For non US investors, dividend withholding tax applies regardless of which fund you pick. The structural difference between SCHD and VYM matters less than your country's tax treaty, so check that first.
Long term holders often pair these ETFs with a thesis based review process. Our risk management rules for long term holders covers how to size positions and react to shocks without abandoning the plan.
Conclusion
SCHD and VYM are not interchangeable. SCHD is a concentrated quality dividend fund with a higher yield and a steeper sector tilt. VYM is a broad, low cost market cap weighted basket that behaves more like the dividend slice of the total US market.
If you want a higher current yield and conviction in a screened group of dividend growers, SCHD is the cleaner fit. If you want diversified high yield exposure that tracks closer to the broader market, VYM does the job at a slightly lower fee. Many investors hold both and let each play its role.
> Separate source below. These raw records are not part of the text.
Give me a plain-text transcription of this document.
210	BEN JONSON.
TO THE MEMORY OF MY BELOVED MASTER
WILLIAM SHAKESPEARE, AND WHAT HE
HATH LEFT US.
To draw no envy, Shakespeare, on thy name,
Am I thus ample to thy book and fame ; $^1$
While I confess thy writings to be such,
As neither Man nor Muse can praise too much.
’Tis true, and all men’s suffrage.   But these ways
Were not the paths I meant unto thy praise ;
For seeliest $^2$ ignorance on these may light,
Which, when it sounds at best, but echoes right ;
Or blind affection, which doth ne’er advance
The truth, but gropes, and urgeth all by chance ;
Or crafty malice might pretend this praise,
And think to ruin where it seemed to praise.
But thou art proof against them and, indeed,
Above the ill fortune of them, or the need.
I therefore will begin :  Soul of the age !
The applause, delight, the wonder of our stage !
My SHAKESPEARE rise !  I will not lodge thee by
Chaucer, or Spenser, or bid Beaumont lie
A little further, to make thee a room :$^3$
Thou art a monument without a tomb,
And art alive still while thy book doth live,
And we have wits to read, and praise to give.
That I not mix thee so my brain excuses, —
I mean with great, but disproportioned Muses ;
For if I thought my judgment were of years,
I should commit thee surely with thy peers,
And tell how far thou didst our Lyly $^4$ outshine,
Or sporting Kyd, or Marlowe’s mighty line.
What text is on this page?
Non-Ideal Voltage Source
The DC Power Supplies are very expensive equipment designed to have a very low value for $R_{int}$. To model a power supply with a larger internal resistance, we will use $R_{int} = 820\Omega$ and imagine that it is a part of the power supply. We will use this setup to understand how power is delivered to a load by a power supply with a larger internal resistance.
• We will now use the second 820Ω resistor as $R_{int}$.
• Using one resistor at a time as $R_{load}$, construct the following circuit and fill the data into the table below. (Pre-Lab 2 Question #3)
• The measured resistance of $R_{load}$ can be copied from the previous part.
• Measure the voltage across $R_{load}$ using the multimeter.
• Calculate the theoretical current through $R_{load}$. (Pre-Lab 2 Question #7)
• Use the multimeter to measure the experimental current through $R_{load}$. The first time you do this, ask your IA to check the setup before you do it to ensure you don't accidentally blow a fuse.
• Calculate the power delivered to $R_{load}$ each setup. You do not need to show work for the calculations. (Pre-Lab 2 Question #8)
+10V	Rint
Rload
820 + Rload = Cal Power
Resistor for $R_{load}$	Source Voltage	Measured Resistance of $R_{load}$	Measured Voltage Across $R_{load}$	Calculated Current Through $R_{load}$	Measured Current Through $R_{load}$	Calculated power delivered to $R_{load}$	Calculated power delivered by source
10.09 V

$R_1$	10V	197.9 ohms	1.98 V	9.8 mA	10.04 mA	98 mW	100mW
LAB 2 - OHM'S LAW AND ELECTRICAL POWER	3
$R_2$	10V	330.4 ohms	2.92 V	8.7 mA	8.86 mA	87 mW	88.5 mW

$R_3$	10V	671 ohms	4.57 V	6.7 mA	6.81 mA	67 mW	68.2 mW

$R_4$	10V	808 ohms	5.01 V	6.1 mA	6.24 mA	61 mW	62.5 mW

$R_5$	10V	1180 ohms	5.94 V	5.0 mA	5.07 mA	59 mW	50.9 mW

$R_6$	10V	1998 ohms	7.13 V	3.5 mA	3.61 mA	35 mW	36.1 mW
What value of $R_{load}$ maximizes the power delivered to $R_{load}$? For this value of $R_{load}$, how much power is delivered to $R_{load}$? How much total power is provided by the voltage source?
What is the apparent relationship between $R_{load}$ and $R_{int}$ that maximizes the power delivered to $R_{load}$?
You can buy either ETF in fractional shares from US$1 on Gotrade. Open an account and start building a dividend sleeve that matches the income and growth balance you actually want.
FAQ
Is SCHD better than VYM for long term investors?
Neither is universally better; SCHD offers a higher yield and a quality screen, while VYM offers broader diversification and a lower fee.
Can I hold both VYM and SCHD together?
Yes, many investors pair them to combine SCHD's concentrated quality tilt with VYM's broad market cap exposure.
How do SCHD and VYM compare to higher income ETFs like JEPI?
SCHD and VYM rely on dividends from underlying stocks, while JEPI uses an options overlay to generate higher monthly income with different risks.
Are SCHD and VYM dividends qualified for tax purposes?
Most distributions from both funds are typically qualified dividends for US holders, though non US investors should check their local tax treaty.